- Also known as: Supastition, Kam Moye, Blackmel
- Origin: Greenville, North Carolina, U.S.
- Genres: Hip-hop
- Years active: 2002–present
- Labels: Pockets Linted Entertainment, Freshchest Records, Soulspazm, MYX Music, Reform School Music

= Supastition =

American rapper

Supastition is an American underground hip-hop artist from Greenville, North Carolina. He has also recorded under the name of Kam Moye and Blackmel (in earlier years). He has appeared on songs with the likes of KRS-One, The RZA, Ras Kass, Tech N9ne, Little Brother, Croup, The Soulution, S1 (producer), M-Phazes, Tajai of Souls of Mischief, B-Real of Cypress Hill, Royce da 5'9", Elzhi, and countless others.

== Early career ==
After a brief career recording under the moniker of Blackmel, he officially changed his artist name to Supastition. He is quoted as saying, “The name Supastition came from the fact that people didn't believe in me when I first started pursuing music. I had to prove myself to people and still didn't get love from in my state and around my city at first. It was a name I chose, because some people believe in superstition and some don't." Supastition later signed a single deal with Bay Area rapper Rasco of Cali Agents and his Pockets Linted Entertainment record label. This union spawned the 12" vinyl for Broke Man's Anthem and Battle Cry, both produced by Supastition himself.

==7 Years of Bad Luck ==
Shortly after the single was released in 2002, Supastition signed a non-exclusive deal with the now defunct, New York-based hip-hop and drum-n-bass label, Freshchest Records, to distribute his debut album, 7 Years of Bad Luck. A single and music video was released for his ‘starving artist’ fueled song, "da Waiting Period". Although the album was praised for its honest lyricism, the record was plagued by what critics considered subpar production. In an interview with Platform8470.com, he expressed his displeasure with the album because he was not allowed to choose his own beats. The owners of Freshchest Records were also producers who substituted the original production with their own production. This caused a less than amicable split between the two parties and Supastition ceased with promoting the album.

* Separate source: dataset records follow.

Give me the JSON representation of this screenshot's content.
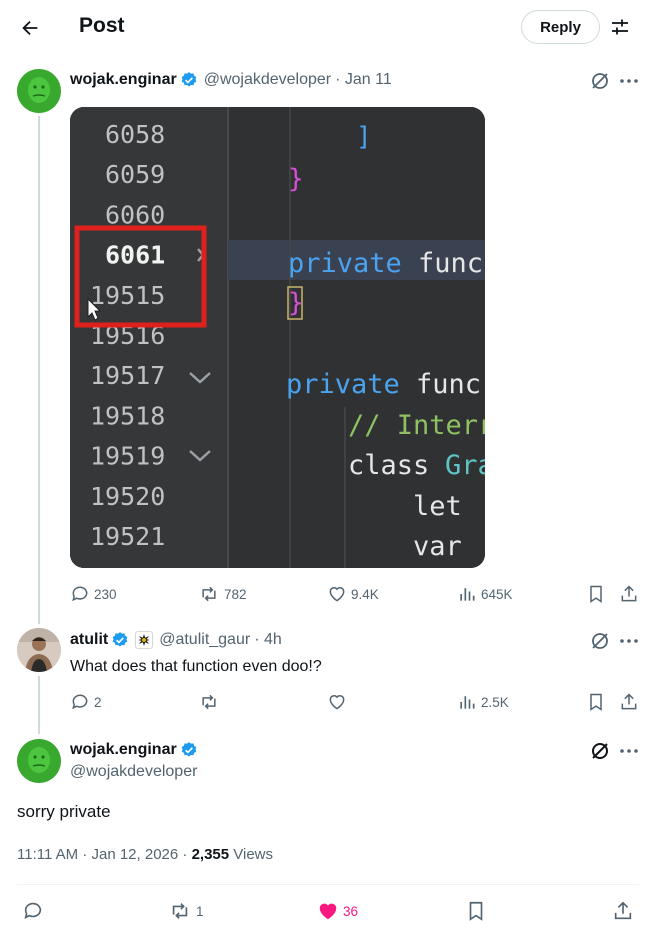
{
  "header": {
    "title": "Post",
    "reply_button": "Reply"
  },
  "main_post": {
    "name": "wojak.enginar",
    "handle": "@wojakdeveloper",
    "date": "· Jan 11",
    "code_lines": [
      {
        "num": "6058",
        "highlight": false
      },
      {
        "num": "6059",
        "highlight": false
      },
      {
        "num": "6060",
        "highlight": false
      },
      {
        "num": "6061",
        "highlight": true
      },
      {
        "num": "19515",
        "highlight": false
      },
      {
        "num": "19516",
        "highlight": false
      },
      {
        "num": "19517",
        "highlight": false
      },
      {
        "num": "19518",
        "highlight": false
      },
      {
        "num": "19519",
        "highlight": false
      },
      {
        "num": "19520",
        "highlight": false
      },
      {
        "num": "19521",
        "highlight": false
      }
    ],
    "code": {
      "bracket": "]",
      "brace1": "}",
      "kw1": "private",
      "fn1": "func",
      "brace2": "}",
      "kw2": "private",
      "fn2": "func",
      "comment": "// Interr",
      "class_kw": "class",
      "class_name": "Gra",
      "let": "let",
      "var": "var"
    },
    "stats": {
      "replies": "230",
      "reposts": "782",
      "likes": "9.4K",
      "views": "645K"
    }
  },
  "reply": {
    "name": "atulit",
    "handle": "@atulit_gaur",
    "time": "· 4h",
    "text": "What does that function even doo!?",
    "stats": {
      "replies": "2",
      "reposts": "",
      "likes": "",
      "views": "2.5K"
    }
  },
  "focused_post": {
    "name": "wojak.enginar",
    "handle": "@wojakdeveloper",
    "text": "sorry private",
    "timestamp": "11:11 AM · Jan 12, 2026 · ",
    "views_count": "2,355",
    "views_label": " Views",
    "stats": {
      "reposts": "1",
      "likes": "36"
    }
  },
  "colors": {
    "verified": "#1d9bf0",
    "like": "#f91880",
    "secondary": "#536471",
    "code_bg": "#2f3132",
    "highlight_box": "#e0201c"
  }
}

== The Deadline and Chain Letters ==
In 2004, Supastition received his first taste of national recognition via the Okayplayer Records, spearheaded by ?uestlove of The Roots, when his collaboration, "The Williams", with Foreign Exchange producer Nicolay was selected out of 5,000 entries to appear on the True Notes Vol. 1 compilation. Later that year, Philadelphia-based Soulspazm Records signed Supastition to release his most critically acclaimed releases, The Deadline and Chain Letters which respectively featured production from Nicolay, Jake One, !llmind, and M-Phazes in addition to guest features and stage appearances with fellow artists, Little Brother, Cage (rapper), Breez Evahflowin', J-Zone, and his own DJs Faust & Shortee.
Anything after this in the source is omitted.